I shook my head quickly and felt a sting when I jostled my arm against the back of the seat.
“That’s what I thought I wanted,” I cut in. “Turns out that I was wrong. I was defensive when I was talking to Sarah. I’m sure you recall the context. That’s when she was ... trying to talk me out of dating you.”
“I know when it happened,” Liz said. “And she wasn’t trying to talk you out of anything. She was making sure you understood the situation. There is a difference.”
“I suppose,” I said. “My point is that I’m not interested in courting fame. I’m happy to be beside you as you conquer the world. I don’t need to be leading the charge.”
The only problem with the van that I could see was the distance between the seats. I had to reach across to put my hand on Liz’s arm.
“It’s OK if you do,” she told me as she squeezed my hand. “We’re going to be OK either way.”
Liz’s buzzing cell phone brought our conversation to a halt. She looked at the screen and answered.
“We haven’t made it there yet so I don’t have any answers,” she said.
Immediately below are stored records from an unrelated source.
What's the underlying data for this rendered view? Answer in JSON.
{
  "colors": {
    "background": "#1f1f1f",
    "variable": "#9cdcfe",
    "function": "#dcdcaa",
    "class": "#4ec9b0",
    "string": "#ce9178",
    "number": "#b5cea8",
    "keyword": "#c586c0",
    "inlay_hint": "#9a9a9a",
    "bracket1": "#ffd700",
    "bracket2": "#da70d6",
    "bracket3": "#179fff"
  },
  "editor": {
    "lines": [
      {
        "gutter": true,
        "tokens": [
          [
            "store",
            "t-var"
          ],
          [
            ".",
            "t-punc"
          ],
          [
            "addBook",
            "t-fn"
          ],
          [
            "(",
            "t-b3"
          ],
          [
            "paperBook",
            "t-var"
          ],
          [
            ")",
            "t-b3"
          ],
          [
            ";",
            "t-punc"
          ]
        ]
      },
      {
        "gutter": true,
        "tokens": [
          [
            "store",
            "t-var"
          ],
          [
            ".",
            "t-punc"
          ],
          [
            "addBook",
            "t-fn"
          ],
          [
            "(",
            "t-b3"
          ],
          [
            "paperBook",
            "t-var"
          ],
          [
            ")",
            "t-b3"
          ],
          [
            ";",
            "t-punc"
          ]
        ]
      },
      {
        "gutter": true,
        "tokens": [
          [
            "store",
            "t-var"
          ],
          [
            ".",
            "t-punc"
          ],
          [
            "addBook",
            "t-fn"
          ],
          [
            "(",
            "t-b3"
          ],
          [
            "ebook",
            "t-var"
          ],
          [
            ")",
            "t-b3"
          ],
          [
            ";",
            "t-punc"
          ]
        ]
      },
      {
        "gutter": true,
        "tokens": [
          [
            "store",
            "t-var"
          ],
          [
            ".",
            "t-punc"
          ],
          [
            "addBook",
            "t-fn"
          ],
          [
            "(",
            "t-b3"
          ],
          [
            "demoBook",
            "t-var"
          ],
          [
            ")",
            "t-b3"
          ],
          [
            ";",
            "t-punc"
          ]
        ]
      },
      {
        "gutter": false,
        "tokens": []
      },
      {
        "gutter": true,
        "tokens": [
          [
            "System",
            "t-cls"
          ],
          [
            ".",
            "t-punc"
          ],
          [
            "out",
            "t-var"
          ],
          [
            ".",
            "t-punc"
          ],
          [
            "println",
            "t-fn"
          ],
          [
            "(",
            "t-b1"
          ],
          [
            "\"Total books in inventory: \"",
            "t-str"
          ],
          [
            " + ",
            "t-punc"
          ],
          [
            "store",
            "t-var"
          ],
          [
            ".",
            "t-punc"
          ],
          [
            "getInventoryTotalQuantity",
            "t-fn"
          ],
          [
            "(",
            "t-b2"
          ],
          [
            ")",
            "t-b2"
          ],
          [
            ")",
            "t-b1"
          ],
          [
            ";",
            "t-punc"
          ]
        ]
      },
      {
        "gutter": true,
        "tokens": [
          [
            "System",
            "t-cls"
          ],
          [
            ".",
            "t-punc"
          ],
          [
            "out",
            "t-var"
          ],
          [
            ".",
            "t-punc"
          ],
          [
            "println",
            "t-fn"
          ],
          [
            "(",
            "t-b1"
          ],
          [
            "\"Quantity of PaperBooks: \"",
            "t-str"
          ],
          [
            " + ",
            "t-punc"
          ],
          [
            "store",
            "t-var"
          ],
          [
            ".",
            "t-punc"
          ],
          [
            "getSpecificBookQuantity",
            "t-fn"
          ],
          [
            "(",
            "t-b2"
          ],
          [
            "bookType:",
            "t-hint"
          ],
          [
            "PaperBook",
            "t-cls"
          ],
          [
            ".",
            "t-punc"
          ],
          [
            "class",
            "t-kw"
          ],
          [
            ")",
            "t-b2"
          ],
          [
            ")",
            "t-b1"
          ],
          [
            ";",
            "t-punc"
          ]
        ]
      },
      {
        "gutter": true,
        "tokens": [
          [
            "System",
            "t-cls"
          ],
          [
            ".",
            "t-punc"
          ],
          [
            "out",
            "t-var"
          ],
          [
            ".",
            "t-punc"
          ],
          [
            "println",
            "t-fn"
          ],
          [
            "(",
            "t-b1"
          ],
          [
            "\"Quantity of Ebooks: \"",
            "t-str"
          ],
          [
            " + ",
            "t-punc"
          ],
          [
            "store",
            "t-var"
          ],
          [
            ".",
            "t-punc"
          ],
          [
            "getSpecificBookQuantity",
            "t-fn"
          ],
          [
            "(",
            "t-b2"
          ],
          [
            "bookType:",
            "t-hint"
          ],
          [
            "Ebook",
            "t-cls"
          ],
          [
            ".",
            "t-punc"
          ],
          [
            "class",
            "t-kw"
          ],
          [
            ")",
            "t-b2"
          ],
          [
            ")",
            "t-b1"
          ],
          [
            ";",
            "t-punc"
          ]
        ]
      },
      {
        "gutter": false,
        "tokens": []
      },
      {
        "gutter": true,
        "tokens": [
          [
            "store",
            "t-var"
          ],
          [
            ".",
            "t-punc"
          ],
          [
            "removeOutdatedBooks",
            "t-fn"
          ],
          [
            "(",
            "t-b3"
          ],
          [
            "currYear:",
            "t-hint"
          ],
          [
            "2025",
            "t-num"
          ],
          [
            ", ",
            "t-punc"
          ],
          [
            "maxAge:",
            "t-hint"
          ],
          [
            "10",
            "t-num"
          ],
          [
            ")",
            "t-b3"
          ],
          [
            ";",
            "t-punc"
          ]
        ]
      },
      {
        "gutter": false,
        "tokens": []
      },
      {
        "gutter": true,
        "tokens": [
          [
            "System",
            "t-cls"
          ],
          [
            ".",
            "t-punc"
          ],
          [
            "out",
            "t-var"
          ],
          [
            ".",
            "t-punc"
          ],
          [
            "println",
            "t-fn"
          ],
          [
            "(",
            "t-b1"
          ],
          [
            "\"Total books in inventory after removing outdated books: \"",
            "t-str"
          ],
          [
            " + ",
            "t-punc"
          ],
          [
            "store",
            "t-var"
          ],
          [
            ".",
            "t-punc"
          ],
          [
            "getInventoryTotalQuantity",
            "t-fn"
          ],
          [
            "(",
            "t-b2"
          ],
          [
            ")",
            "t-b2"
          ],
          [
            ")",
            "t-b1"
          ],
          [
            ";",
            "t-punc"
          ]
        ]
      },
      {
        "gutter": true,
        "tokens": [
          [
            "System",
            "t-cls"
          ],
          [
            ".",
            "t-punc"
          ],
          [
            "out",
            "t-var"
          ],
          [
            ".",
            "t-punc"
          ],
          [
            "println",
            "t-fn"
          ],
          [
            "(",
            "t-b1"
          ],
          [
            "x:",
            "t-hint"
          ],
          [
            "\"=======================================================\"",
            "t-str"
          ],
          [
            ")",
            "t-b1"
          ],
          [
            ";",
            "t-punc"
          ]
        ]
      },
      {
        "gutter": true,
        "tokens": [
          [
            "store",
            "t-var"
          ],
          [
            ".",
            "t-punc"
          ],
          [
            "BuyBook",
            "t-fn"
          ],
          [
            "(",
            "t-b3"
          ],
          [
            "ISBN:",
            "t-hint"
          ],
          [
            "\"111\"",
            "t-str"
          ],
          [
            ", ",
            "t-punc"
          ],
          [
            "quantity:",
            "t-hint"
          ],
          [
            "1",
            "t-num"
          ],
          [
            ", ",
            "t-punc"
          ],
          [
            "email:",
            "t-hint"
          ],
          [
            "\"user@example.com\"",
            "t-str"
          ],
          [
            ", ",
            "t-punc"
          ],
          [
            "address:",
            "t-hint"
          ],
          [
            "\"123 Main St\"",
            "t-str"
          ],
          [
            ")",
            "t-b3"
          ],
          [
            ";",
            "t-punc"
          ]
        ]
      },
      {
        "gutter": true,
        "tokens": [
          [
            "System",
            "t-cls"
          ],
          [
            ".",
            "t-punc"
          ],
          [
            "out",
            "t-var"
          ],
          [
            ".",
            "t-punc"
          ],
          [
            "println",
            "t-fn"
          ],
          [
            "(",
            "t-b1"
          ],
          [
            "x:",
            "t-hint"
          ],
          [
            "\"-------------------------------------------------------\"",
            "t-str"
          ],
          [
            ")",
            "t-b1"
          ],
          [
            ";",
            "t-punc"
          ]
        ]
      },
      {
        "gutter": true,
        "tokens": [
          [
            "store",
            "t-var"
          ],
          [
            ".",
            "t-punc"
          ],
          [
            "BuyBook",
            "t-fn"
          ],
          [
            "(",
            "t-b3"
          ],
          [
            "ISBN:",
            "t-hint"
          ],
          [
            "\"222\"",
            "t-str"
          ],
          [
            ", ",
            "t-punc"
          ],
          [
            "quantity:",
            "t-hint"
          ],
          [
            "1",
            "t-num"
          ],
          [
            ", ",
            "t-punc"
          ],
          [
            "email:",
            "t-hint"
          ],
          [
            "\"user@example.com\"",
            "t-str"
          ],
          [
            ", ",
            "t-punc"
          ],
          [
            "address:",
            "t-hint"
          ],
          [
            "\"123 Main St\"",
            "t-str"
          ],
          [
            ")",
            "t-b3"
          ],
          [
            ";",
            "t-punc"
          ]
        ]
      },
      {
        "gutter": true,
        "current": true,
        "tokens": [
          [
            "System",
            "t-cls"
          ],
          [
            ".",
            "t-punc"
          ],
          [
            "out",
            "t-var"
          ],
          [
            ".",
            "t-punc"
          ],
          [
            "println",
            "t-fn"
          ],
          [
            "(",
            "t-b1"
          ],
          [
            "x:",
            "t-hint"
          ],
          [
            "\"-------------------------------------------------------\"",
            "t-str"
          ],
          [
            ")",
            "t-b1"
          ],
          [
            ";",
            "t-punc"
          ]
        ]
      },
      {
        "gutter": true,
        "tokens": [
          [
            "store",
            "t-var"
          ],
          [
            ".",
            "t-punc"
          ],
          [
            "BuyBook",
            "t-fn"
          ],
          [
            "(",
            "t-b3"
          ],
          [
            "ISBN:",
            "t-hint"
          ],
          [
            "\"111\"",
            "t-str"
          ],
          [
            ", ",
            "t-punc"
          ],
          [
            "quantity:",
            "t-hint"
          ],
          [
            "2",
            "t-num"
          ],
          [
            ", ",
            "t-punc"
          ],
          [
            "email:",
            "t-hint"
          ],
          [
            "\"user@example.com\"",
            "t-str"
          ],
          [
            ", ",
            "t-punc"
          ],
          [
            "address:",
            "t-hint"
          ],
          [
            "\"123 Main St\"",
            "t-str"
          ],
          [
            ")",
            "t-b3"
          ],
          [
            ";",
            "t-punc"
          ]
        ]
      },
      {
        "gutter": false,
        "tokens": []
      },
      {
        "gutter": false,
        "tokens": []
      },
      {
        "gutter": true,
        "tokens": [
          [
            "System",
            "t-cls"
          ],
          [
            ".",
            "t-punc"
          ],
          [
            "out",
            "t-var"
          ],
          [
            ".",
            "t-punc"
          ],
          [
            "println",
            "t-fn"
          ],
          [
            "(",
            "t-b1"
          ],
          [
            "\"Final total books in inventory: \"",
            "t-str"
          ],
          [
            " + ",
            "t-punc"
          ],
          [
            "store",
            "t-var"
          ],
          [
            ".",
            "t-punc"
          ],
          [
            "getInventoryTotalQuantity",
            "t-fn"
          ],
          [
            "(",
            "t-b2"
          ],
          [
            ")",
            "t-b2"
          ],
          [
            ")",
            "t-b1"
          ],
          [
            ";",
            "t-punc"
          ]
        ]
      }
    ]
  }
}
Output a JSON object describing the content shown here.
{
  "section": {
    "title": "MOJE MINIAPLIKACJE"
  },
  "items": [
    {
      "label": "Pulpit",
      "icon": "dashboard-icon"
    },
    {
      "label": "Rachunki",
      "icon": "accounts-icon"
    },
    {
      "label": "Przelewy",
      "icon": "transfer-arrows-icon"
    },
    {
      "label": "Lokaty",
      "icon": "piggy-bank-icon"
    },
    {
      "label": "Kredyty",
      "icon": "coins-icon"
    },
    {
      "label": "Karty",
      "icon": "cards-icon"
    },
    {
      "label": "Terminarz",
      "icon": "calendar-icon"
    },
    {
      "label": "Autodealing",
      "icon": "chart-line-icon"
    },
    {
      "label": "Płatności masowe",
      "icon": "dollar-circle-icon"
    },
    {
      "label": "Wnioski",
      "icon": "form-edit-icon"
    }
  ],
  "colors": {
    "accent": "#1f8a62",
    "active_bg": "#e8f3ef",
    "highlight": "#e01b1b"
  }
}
She closed her eyes and let out a long breath. “Let me put you on speaker.”
“Hey, Travis,” I heard Ryan say through Liz’s phone.
“Hey,” I said. I had just seen him the day before. He was getting along pretty well – as were Dom and Brian.
“Hey, Mrs. Blakely,” he added. My mom offered a greeting before Liz cut in.
“Tell them what you told me,” she said.
“The hospital is an absolute zoo,” he announced. “There must be a thousand people waiting outside. The news vans are there. We could barely get through the entrance.”
“Shit,” I mumbled.
“What are you doing at the hospital?” Liz asked.
“My wife works here,” Ryan answered. “I thought I’d like to visit her and take her to lunch later.”
“It’s barely after nine,” Liz noted.
“I haven’t seen her much,” Ryan replied.
“Uh-huh,” Liz said. “And let me guess: Dom and Skye and Jill and Brian are going to lunch with you so they tagged along.”
“Are you a psychic?” Ryan inquired.
Liz let out a long breath.
“We wanted to offer our moral support,” Ryan said.
“Or immoral support in Jill’s case,” I said, trying to lighten the conversation.
“That, too,” Ryan said, laughing along. My mom shook her head but Sean and Liz were still stone faced. “She said something about having to restock her supply of yoga pants to help with your rehab.”
The van was silent for a moment.
“I didn’t want you walking into something,” Ryan said.
I saw Liz set her jaw in frustration and anger. She wasn’t dressed for a media outing. She had worn an old pair of loose jeans (her Mom Jeans, she called them, though not in front of my mother), a plain blue T-shirt and tennis shoes. She hadn’t styled her hair. She wasn’t carrying a clutch purse that had cost $4,000. Her entire outfit probably hadn’t cost $150. The celebrity watchers would eat her alive.